Networks and workplace freedom

I have just renamed this blog to reflect the issues I've covered in my new book, The Future of Work. Collecting material ahead of two speaking engagements last week it was clear that events with an impact on our working futures are happening constantly so I want this to be a living document featuring developments that I think are relevant to the changing workplace.

Some of these may seem surprising. What, for example, does the news that a former Guantanamo Bay inmate now includes his former jailer as a Facebook Friend have to do with work?
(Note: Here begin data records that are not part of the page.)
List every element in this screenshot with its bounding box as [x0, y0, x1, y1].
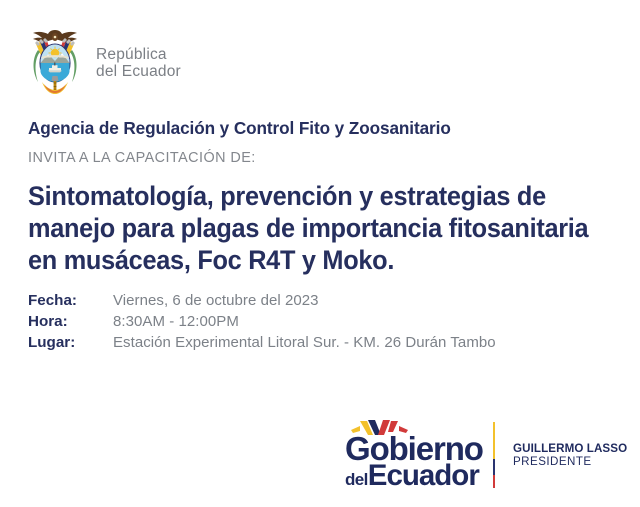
- president-block: GUILLERMO LASSO PRESIDENTE: [513, 442, 627, 468]
- agency-name: Agencia de Regulación y Control Fito y Z…: [28, 118, 451, 139]
- detail-row-fecha: Fecha: Viernes, 6 de octubre del 2023: [28, 292, 588, 313]
- detail-row-hora: Hora: 8:30AM - 12:00PM: [28, 313, 588, 334]
- ecuador-word: Ecuador: [368, 459, 479, 492]
- republic-label: República del Ecuador: [96, 46, 181, 81]
- detail-label-lugar: Lugar:: [28, 334, 113, 351]
- ecuador-flag-divider: [493, 422, 495, 488]
- gobierno-del-ecuador-logo: Gobierno delEcuador: [345, 419, 487, 491]
- detail-value-lugar: Estación Experimental Litoral Sur. - KM.…: [113, 334, 496, 351]
- president-name: GUILLERMO LASSO: [513, 442, 627, 455]
- footer-branding: Gobierno delEcuador GUILLERMO LASSO PRES…: [345, 419, 627, 491]
- event-title-line-1: Sintomatología, prevención y estrategias…: [28, 180, 597, 212]
- ecuador-coat-of-arms-icon: [24, 26, 86, 100]
- event-details: Fecha: Viernes, 6 de octubre del 2023 Ho…: [28, 292, 588, 355]
- detail-label-hora: Hora:: [28, 313, 113, 330]
- event-title: Sintomatología, prevención y estrategias…: [28, 180, 597, 276]
- del-word: del: [345, 470, 368, 489]
- invitation-intro: INVITA A LA CAPACITACIÓN DE:: [28, 150, 256, 166]
- detail-value-hora: 8:30AM - 12:00PM: [113, 313, 239, 330]
- del-ecuador-line: delEcuador: [345, 461, 479, 496]
- event-title-line-3: en musáceas, Foc R4T y Moko.: [28, 244, 597, 276]
- invitation-poster: República del Ecuador Agencia de Regulac…: [0, 0, 640, 507]
- detail-row-lugar: Lugar: Estación Experimental Litoral Sur…: [28, 334, 588, 355]
- president-role: PRESIDENTE: [513, 455, 627, 468]
- event-title-line-2: manejo para plagas de importancia fitosa…: [28, 212, 597, 244]
- detail-value-fecha: Viernes, 6 de octubre del 2023: [113, 292, 319, 309]
- detail-label-fecha: Fecha:: [28, 292, 113, 309]
- header-branding: República del Ecuador: [24, 26, 181, 100]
I think this shows how people are connecting with each other today at levels that are challenging the controls and expectations placed on populations in the past.

Imagine back in December 1914 if British and German soldiers fraternising in no-man's land been able to exchange their Facebook and email details, organising a "let's go home" group on Facebook, for example.
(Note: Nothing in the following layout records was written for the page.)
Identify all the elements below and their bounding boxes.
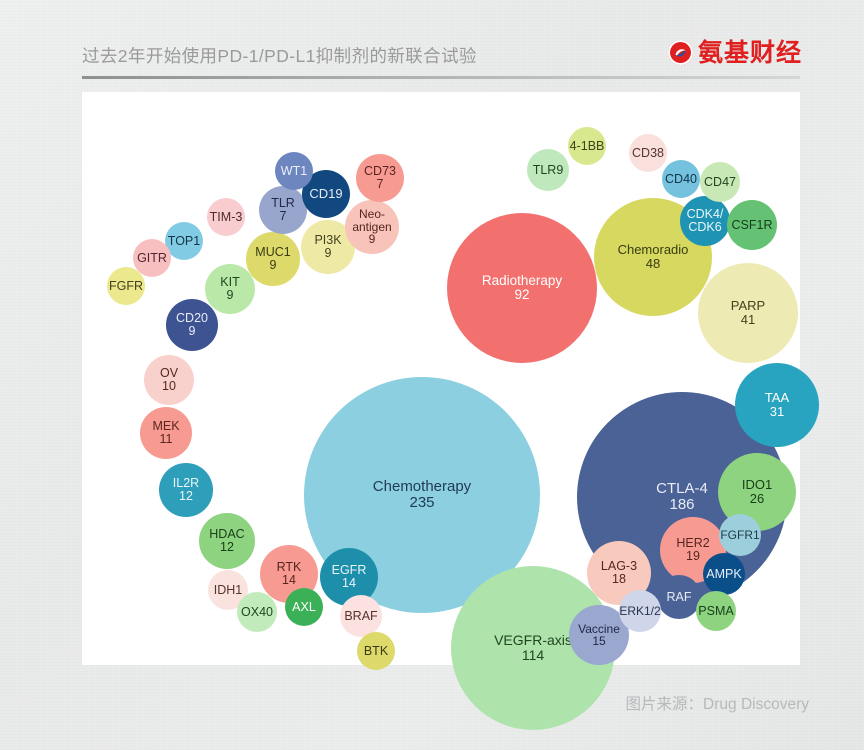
bubble-muc1[interactable]: MUC19 [246, 232, 300, 286]
bubble-ampk[interactable]: AMPK [703, 553, 745, 595]
bubble-value: 11 [160, 433, 173, 446]
bubble-raf[interactable]: RAF [657, 575, 701, 619]
bubble-cdk4-cdk6[interactable]: CDK4/ CDK6 [680, 196, 730, 246]
bubble-radiotherapy[interactable]: Radiotherapy92 [447, 213, 597, 363]
brand-name: 氨基财经 [698, 40, 802, 65]
bubble-kit[interactable]: KIT9 [205, 264, 255, 314]
bubble-tlr9[interactable]: TLR9 [527, 149, 569, 191]
brand-logo: 氨基财经 [668, 40, 802, 65]
bubble-value: 48 [646, 257, 660, 271]
bubble-label: AMPK [706, 568, 741, 581]
bubble-label: TAA [765, 391, 789, 405]
bubble-label: GITR [137, 252, 167, 265]
bubble-label: FGFR [109, 280, 143, 293]
header-divider [82, 76, 800, 79]
bubble-value: 9 [189, 325, 196, 338]
bubble-value: 12 [179, 490, 193, 503]
bubble-4-1bb[interactable]: 4-1BB [568, 127, 606, 165]
bubble-value: 14 [342, 577, 356, 590]
bubble-cd20[interactable]: CD209 [166, 299, 218, 351]
bubble-label: Neo- antigen [352, 208, 391, 233]
bubble-value: 26 [750, 492, 764, 506]
bubble-label: IDO1 [742, 478, 772, 492]
bubble-btk[interactable]: BTK [357, 632, 395, 670]
bubble-value: 10 [162, 380, 176, 393]
bubble-chart: Chemotherapy235CTLA-4186VEGFR-axis114Rad… [82, 92, 800, 665]
bubble-label: RAF [667, 591, 692, 604]
bubble-value: 12 [220, 541, 234, 554]
bubble-cd47[interactable]: CD47 [700, 162, 740, 202]
bubble-label: Radiotherapy [482, 274, 562, 288]
bubble-label: IDH1 [214, 584, 242, 597]
bubble-label: 4-1BB [570, 140, 605, 153]
bubble-value: 235 [409, 495, 434, 511]
bubble-ov[interactable]: OV10 [144, 355, 194, 405]
bubble-label: PSMA [698, 605, 733, 618]
bubble-value: 18 [612, 573, 626, 586]
bubble-value: 186 [669, 497, 694, 513]
page-title: 过去2年开始使用PD-1/PD-L1抑制剂的新联合试验 [82, 43, 477, 68]
bubble-axl[interactable]: AXL [285, 588, 323, 626]
bubble-label: CTLA-4 [656, 481, 708, 497]
bubble-label: CSF1R [732, 219, 773, 232]
bubble-label: Chemotherapy [373, 479, 471, 495]
bubble-tlr[interactable]: TLR7 [259, 186, 307, 234]
bubble-label: ERK1/2 [619, 605, 660, 617]
source-caption: 图片来源：Drug Discovery [626, 692, 809, 714]
bubble-label: BRAF [344, 610, 377, 623]
bubble-value: 19 [686, 550, 700, 563]
bubble-braf[interactable]: BRAF [340, 595, 382, 637]
slide-header: 过去2年开始使用PD-1/PD-L1抑制剂的新联合试验 氨基财经 [0, 0, 864, 92]
bubble-fgfr[interactable]: FGFR [107, 267, 145, 305]
bubble-cd40[interactable]: CD40 [662, 160, 700, 198]
bubble-value: 15 [592, 635, 605, 647]
bubble-ox40[interactable]: OX40 [237, 592, 277, 632]
bubble-label: CD40 [665, 173, 697, 186]
bubble-taa[interactable]: TAA31 [735, 363, 819, 447]
bubble-value: 14 [282, 574, 296, 587]
bubble-psma[interactable]: PSMA [696, 591, 736, 631]
bubble-label: AXL [292, 601, 316, 614]
bubble-label: TLR9 [533, 164, 564, 177]
bubble-value: 9 [325, 247, 332, 260]
bubble-label: FGFR1 [720, 529, 759, 541]
bubble-value: 9 [369, 233, 376, 245]
bubble-csf1r[interactable]: CSF1R [727, 200, 777, 250]
bubble-label: CDK4/ CDK6 [687, 208, 724, 234]
bubble-label: PARP [731, 299, 765, 313]
bubble-value: 92 [514, 288, 529, 302]
circle-swirl-logo-icon [668, 40, 693, 65]
bubble-label: OX40 [241, 606, 273, 619]
bubble-label: WT1 [281, 165, 307, 178]
bubble-cd38[interactable]: CD38 [629, 134, 667, 172]
bubble-label: TIM-3 [210, 211, 243, 224]
bubble-il2r[interactable]: IL2R12 [159, 463, 213, 517]
slide-root: 过去2年开始使用PD-1/PD-L1抑制剂的新联合试验 氨基财经 Chemoth… [0, 0, 864, 750]
bubble-value: 41 [741, 313, 755, 327]
bubble-hdac[interactable]: HDAC12 [199, 513, 255, 569]
chart-panel: Chemotherapy235CTLA-4186VEGFR-axis114Rad… [82, 92, 800, 665]
bubble-parp[interactable]: PARP41 [698, 263, 798, 363]
bubble-mek[interactable]: MEK11 [140, 407, 192, 459]
bubble-label: CD19 [309, 187, 342, 201]
bubble-value: 9 [227, 289, 234, 302]
bubble-label: BTK [364, 645, 388, 658]
bubble-cd73[interactable]: CD737 [356, 154, 404, 202]
bubble-label: TOP1 [168, 235, 200, 248]
bubble-label: CD47 [704, 176, 736, 189]
bubble-wt1[interactable]: WT1 [275, 152, 313, 190]
bubble-value: 7 [377, 178, 384, 191]
bubble-value: 9 [270, 259, 277, 272]
bubble-value: 114 [522, 648, 544, 663]
bubble-fgfr1[interactable]: FGFR1 [719, 514, 761, 556]
bubble-neo-antigen[interactable]: Neo- antigen9 [345, 200, 399, 254]
bubble-label: CD38 [632, 147, 664, 160]
bubble-label: VEGFR-axis [494, 633, 572, 648]
bubble-value: 31 [770, 405, 784, 419]
bubble-value: 7 [280, 210, 287, 223]
bubble-tim-3[interactable]: TIM-3 [207, 198, 245, 236]
bubble-erk1-2[interactable]: ERK1/2 [619, 590, 661, 632]
bubble-label: Chemoradio [618, 243, 689, 257]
You think it couldn't happen? I'm sure some EMI marketing executives had similar thoughts when Jon and Tracy Morter, a couple living in Essex, decided they would orchestrate a Facebook campaign to ensure that their favourite song by Rage Against the Machine, became the Christmas number one single (see augmented reality blog below).

People didn't just vote for the song, they dug in their pockets and bought it, such was the bloodymindedness of a section of the British public.

Much of the corporate sector has become increasingly controlling in the way it runs business. Employees are often forbidden to talk to journalists about their work without referring queries to press offices. But attempts to create workplace firewalls simply will not work in a world of Twitter and Facebook.

How will China's standoff with Google pan out? It's too early to say but the struggle for communications democracy is important not just for our personal freedoms but also for our freedoms in work.